30 minutes till work is over and then it’s time to go to my asian american art history class. Life is looking pretty good right now. Although i woke up all groggy and wanting to go back to sleep this morning, after my shower i was perfect. The sun was shining and the chilly wind comforted me through my walk to school. The sun is gone now (typical San Francisco), but it’s still shining inside my heart. Life is great, it’s good. I’m happy =)
Nights like this i should be sleeping. I have class in about 9 hours and here i am half asleep and still on the computer. I have uncovered the sounds of my teenage past and it has somehow made me feel whole. My heart was bringing back the same feelings i felt when i first heard the guitar strings and the melodic voices of these beautiful men. You know that nostalgic feeling you get when you smell/hear/see something you once knew? That is how i feel right now. And that feeling only comes to me when i hear certain songs. It’s a beautiful feeling and i love it every time it happens to me.
Good thing my roommate stays up late like me.
Every time I hear your voice
Inside my head
I get weak in the knees
I can’t speak
I can’t speak
It’s so hard, so hard
To breathe deeply
I can’t eat
Everyday I see your face
Inside my head
I get giddy
Can’t stop smiling
I want to sing
Want to shout
Your name, your name
But I’m in this alone
No one can know this pain
I feel inside
My heart, it beats so rapidly.
Oh my brain,
Its playing tricks
On my heart
When will my mind
Step in the game and play
For me, for me.
I’m alone now.
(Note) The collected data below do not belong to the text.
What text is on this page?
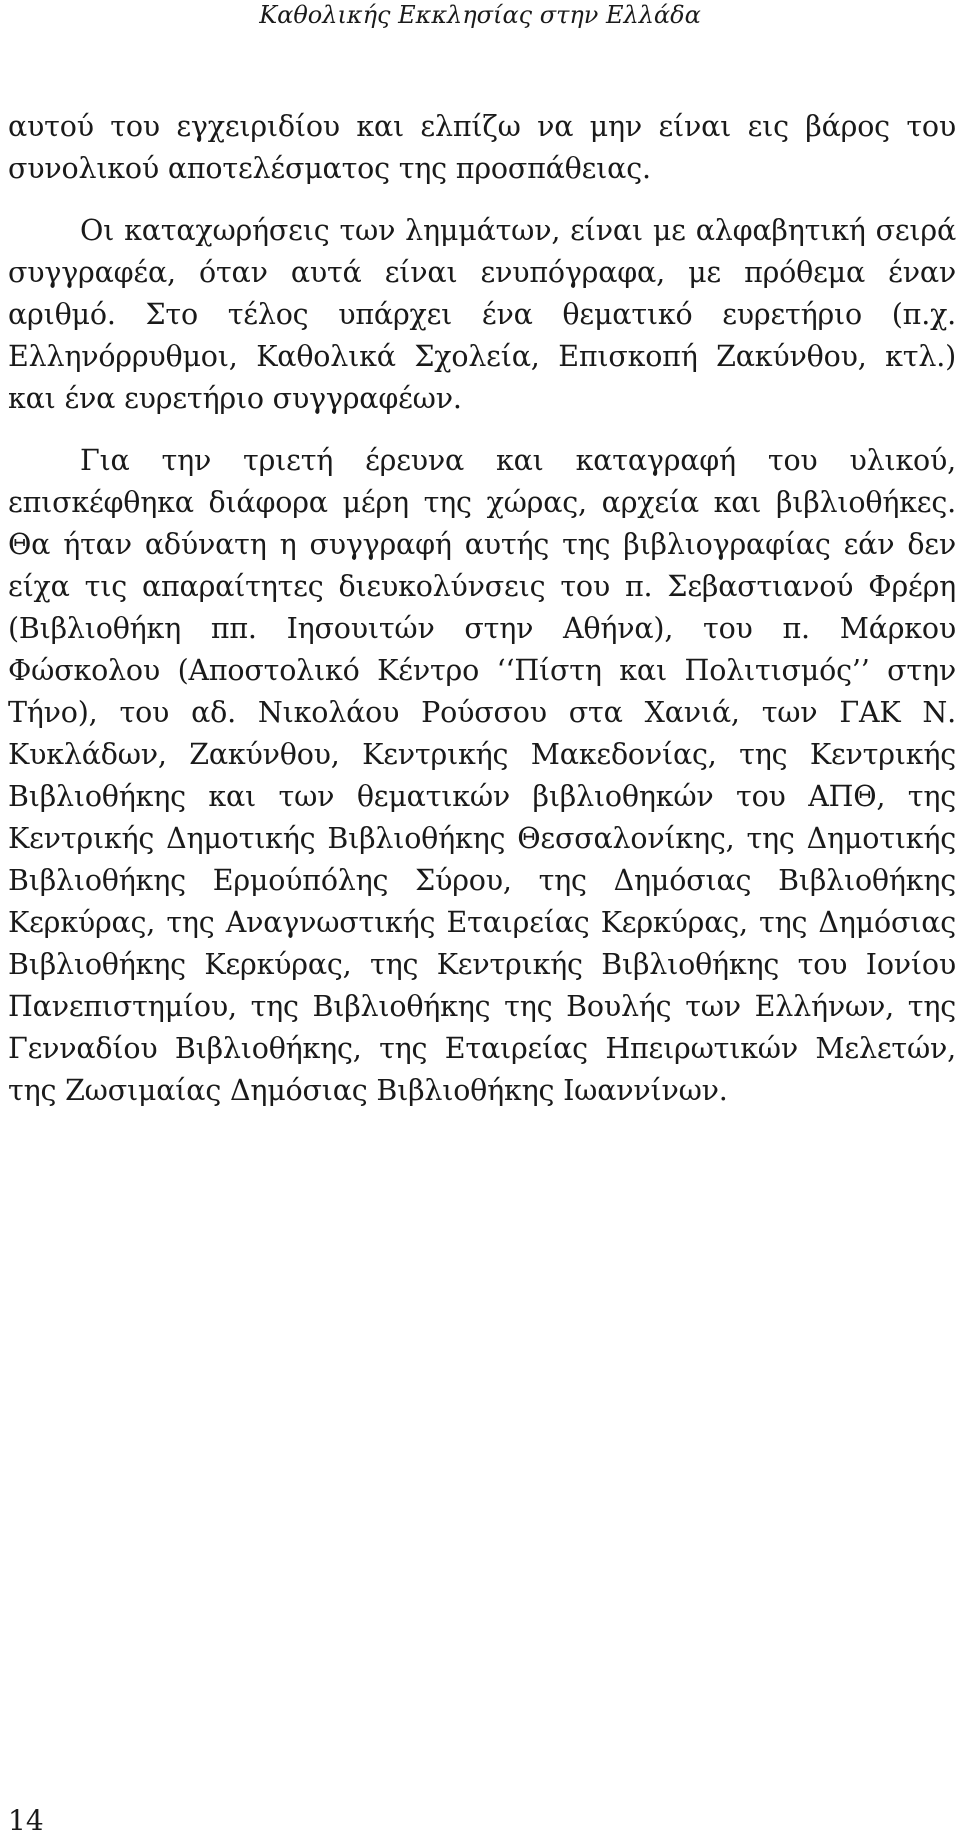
Καθολικής Εκκλησίας στην Ελλάδα

αυτού του εγχειριδίου και ελπίζω να μην είναι εις βάρος του συνολικού αποτελέσματος της προσπάθειας.

Οι καταχωρήσεις των λημμάτων, είναι με αλφαβητική σειρά συγγραφέα, όταν αυτά είναι ενυπόγραφα, με πρόθεμα έναν αριθμό. Στο τέλος υπάρχει ένα θεματικό ευρετήριο (π.χ. Ελληνόρρυθμοι, Καθολικά Σχολεία, Επισκοπή Ζακύνθου, κτλ.) και ένα ευρετήριο συγγραφέων.

Για την τριετή έρευνα και καταγραφή του υλικού, επισκέφθηκα διάφορα μέρη της χώρας, αρχεία και βιβλιοθήκες. Θα ήταν αδύνατη η συγγραφή αυτής της βιβλιογραφίας εάν δεν είχα τις απαραίτητες διευκολύνσεις του π. Σεβαστιανού Φρέρη (Βιβλιοθήκη ππ. Ιησουιτών στην Αθήνα), του π. Μάρκου Φώσκολου (Αποστολικό Κέντρο ‘‘Πίστη και Πολιτισμός’’ στην Τήνο), του αδ. Νικολάου Ρούσσου στα Χανιά, των ΓΑΚ Ν. Κυκλάδων, Ζακύνθου, Κεντρικής Μακεδονίας, της Κεντρικής Βιβλιοθήκης και των θεματικών βιβλιοθηκών του ΑΠΘ, της Κεντρικής Δημοτικής Βιβλιοθήκης Θεσσαλονίκης, της Δημοτικής Βιβλιοθήκης Ερμούπόλης Σύρου, της Δημόσιας Βιβλιοθήκης Κερκύρας, της Αναγνωστικής Εταιρείας Κερκύρας, της Δημόσιας Βιβλιοθήκης Κερκύρας, της Κεντρικής Βιβλιοθήκης του Ιονίου Πανεπιστημίου, της Βιβλιοθήκης της Βουλής των Ελλήνων, της Γενναδίου Βιβλιοθήκης, της Εταιρείας Ηπειρωτικών Μελετών, της Ζωσιμαίας Δημόσιας Βιβλιοθήκης Ιωαννίνων.

14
This big office…it’s all mine until 4pm. The sounds i hear are so faint, my boss always plays 90’s r&b and as i’m listening it brings back some good memories. The rain outside sprinkles down, not hard enough to hear but enough for me to see it pass through the tree leaves.
this floor is like a ghost town with random people coming by at random times.
it’s true, i let it get to me. i was sad ever since i read those words, but you know what? i’m ok now. yes i have changed, who doesn’t? i’m not the same girl i was and i’m sure 5 years from now i won’t be the same girl i am now. i’m sick of going back to the past. i’m ready for the future.
thanks for letting me see that i’m blessed for the people i have in my life.
i fell asleep last night feeling like the loneliest girl in the world.
i dreamt so many dreams that i forced myself to stay in bed.
but then i woke up.
and now, i am the loneliest girl.
all i hear are beats.
these beats that were meant to follow one another
to make a beautiful sound.
melodies that flow and fill up my ears.
this is peace.
i remember the times you used to scare me shitless with your halloween monster mask. the times you used to tickle my feet till i cried from laughing so hard. playing hide and go seek, building forts and telling scary stories. remember those times at the snow when we’d ride the tubes? i was so scared…but you held my hand.
then you grew up and i stayed little. 7 years apart is a big gap and for most of my life i didn’t know who you were.
but now i’m all grown up, and our relationship is no longer that of strangers. i feel as though my heart is almost full because your in my life again. i love seeing your name on my cell phone whenever you call. those tiny chats mean the world to me.
love you big brother.
i’m looking forward to this new year. mostly because i know where i belong and i have found my home. my heart.
i’m learning to leave the past behind and i’m glad to think of the future. i’m trying deeply to change because there are some parts of me i dislike.
i can’t help but smile though. new events are in store and i’m excited for my classes, old friends and making new ones, but most of all i’m excited for love.